We can see that in the Mens 400 Yard Freestyle Relay the third place relay was exhibition (Exhibition == 1) and that another relay was disqualified (DQ == 1). Official Results: Men 400 Yard Freestyle Relay


  • Bug fixes include fixing an issue where tied athletes, with "*" in front of their places would not be imported, an issue where times or scores with a “J” in front of them (a Hy-Tek marker meaning a time/score was judged) would not be imported.
  1. Since we’ve already read in results for each state I’m not going to re-read them in each State-Off post going forward. Instead I’m hosting the results on github and will just pull them from there. Don’t worry, there will still be plenty of work for SwimmeR to do.

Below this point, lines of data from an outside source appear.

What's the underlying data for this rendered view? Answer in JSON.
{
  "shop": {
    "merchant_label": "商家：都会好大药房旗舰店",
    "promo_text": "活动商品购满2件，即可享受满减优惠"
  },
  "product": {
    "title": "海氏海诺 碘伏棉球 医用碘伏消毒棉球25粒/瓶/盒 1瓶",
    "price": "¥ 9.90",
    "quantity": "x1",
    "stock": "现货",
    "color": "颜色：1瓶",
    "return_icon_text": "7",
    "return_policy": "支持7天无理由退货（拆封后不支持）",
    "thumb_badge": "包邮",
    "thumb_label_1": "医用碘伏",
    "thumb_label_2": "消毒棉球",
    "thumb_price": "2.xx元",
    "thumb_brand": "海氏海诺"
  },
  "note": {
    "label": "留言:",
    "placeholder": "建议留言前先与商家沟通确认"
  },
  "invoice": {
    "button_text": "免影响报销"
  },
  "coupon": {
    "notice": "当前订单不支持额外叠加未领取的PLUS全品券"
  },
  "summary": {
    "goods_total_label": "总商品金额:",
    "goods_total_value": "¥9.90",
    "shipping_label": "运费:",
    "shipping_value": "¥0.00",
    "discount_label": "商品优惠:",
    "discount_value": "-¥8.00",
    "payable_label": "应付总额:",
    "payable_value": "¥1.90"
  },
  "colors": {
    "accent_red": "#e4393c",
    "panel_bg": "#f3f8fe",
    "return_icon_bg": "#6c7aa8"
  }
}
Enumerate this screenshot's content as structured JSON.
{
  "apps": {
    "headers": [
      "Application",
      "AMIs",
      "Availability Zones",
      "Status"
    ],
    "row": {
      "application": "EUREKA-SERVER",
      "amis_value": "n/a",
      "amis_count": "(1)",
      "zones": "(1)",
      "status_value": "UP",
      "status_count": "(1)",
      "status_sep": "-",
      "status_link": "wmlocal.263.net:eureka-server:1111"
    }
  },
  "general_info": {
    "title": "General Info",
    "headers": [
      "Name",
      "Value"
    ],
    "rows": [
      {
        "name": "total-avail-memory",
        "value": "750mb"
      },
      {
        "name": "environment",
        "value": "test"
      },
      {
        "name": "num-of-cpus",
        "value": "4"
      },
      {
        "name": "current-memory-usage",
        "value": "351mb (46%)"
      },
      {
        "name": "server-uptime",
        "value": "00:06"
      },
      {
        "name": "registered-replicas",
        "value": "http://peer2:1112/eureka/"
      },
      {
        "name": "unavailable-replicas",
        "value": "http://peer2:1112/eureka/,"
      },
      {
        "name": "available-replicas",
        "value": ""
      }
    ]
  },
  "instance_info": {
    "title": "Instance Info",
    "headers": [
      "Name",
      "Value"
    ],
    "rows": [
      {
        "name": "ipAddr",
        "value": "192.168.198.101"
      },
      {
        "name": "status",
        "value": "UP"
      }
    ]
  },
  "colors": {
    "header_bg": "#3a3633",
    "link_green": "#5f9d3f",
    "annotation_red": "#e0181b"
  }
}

  2. Continuing from point 2, the focus of the first round was mostly on demonstrating how to read in swimming data with Swimmer. This next round will focus more on exactly what that data is and how to use it.

Thanks for joining us, and don’t forget to update your version of SwimmeR in preparation of the next round of the High School Swimming State-Off Tournament!